1. It’s more than just a bad period
Endometriosis occurs when cells similar to those that line the uterus are found elsewhere in the body.
Each month the cells react to the same hormonal changes that regulate periods. That means they build up and break down but, unlike a period, the blood has nowhere to go so it remains in the body causing pain, inflammation and scar tissue.
2. There are lots of symptoms
Endometriosis has many symptoms, and every woman experiences them differently.
The NHS identifies the main symptoms as:
- Pain in your lower tummy or back that is usually worse during your period
- Period pain that stops you doing your normal activities
- Pain during or after sex
- Pain when peeing or pooing during your period
- Feeling sick or constipated or having diarrhoea or blood in your pee during your period
- Difficulty getting pregnant
Heavy and painful periods can be a sign that you have endometriosis.
Blood-filled cysts – known as endometriomas – can also form on the ovaries and may need to be surgically removed.
3. It can have a huge impact on your life
The impact of endometriosis is not just felt during a period. The build-up of inflammation and scar tissue can lead to long-term issues such as:
- Chronic pain
- Fatigue and lack of energy
- Depression and isolation
- Problems with sex and relationships
- Fertility struggles
- Difficulty fulfilling work and social commitments
4. It’s pretty common
1 in 10 women in the UK – around 1.5 million people – suffer from endometriosis. And that’s just the ones that have a diagnosis.
5. It takes a long time to get diagnosed
It takes an average of 7.5 years from a woman first seeing her GP about symptoms to getting an endometriosis diagnosis. That’s dropped from 11 years but is still way too long.
6. It’s diagnosed through surgery
It’s very difficult to diagnose endometriosis. Many of the symptoms are similar to other health issues and not all signs, such as inflammation and scar tissue, can be identified through medical examination or scans.
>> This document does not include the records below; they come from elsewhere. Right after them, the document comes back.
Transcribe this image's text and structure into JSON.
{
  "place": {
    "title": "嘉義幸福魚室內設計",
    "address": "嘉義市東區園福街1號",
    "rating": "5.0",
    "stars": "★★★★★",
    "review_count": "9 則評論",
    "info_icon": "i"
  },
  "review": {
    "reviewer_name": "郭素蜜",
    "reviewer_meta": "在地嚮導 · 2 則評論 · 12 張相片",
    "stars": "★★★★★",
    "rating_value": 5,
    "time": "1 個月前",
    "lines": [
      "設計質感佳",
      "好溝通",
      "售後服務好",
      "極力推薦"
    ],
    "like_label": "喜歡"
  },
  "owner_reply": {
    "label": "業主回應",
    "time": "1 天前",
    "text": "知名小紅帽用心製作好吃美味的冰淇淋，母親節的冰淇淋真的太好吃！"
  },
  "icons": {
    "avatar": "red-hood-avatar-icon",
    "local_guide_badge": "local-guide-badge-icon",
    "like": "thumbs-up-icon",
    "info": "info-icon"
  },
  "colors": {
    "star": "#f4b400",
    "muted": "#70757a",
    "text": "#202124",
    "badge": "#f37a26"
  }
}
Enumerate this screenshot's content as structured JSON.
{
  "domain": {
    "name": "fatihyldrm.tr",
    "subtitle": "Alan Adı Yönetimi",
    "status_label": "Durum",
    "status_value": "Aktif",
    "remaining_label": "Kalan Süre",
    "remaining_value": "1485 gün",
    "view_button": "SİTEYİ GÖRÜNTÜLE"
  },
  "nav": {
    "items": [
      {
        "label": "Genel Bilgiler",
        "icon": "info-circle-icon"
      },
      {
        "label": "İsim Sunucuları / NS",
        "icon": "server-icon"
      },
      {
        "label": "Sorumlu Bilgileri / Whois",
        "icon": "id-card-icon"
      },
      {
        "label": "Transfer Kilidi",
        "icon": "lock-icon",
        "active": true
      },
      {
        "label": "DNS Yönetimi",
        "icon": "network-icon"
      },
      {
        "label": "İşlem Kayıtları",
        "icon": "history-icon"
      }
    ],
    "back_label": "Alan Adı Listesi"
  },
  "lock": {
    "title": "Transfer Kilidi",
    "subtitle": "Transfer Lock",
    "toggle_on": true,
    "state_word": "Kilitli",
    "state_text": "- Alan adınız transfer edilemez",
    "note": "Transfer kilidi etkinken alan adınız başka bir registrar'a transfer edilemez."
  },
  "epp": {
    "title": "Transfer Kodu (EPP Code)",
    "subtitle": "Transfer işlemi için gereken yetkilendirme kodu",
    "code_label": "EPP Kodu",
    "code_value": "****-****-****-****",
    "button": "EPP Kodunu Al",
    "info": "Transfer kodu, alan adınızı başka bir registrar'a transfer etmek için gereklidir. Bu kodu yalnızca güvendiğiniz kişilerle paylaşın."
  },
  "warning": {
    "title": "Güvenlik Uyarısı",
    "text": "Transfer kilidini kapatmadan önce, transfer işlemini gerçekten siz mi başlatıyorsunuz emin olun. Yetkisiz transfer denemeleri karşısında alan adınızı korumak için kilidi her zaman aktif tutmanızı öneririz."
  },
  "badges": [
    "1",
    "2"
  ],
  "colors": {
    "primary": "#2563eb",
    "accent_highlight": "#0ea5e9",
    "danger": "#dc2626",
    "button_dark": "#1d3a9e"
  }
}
That’s why surgery is the only way to confirm a diagnosis. During the procedure – known as a laparoscopy – a surgeon passes thin tubes through cuts in the tummy to find any patches of endometriosis and remove them, along with any cysts or scar tissue that might have developed in the pelvis.
7. There are several treatments
Endometriosis can be regulated through hormonal medicines and contraceptives such as the pill or the coil, while painkillers like ibuprofen can tackle pain.
Surgery can be required to remove large patches of endometriosis or cysts – with some women having many surgeries during their lives as the patches grow back.
In extreme cases, a hysterectomy may be recommended.
8. The cause is unknown
There’s no consensus on the exact cause of endometriosis. There are several theories on why it might occur but much more research is needed to understand it fully.
9. There’s no cure
As doctors don’t know what causes endometriosis, there’s no cure for it. Women use a combination of the treatments above to manage it throughout their lives.
10. Help is on the way
Endometriosis is finally getting more attention.
A Government report in October 2020 called for more research into endometriosis, better care for sufferers, increased awareness and, vitally, a commitment to reduce diagnosis times.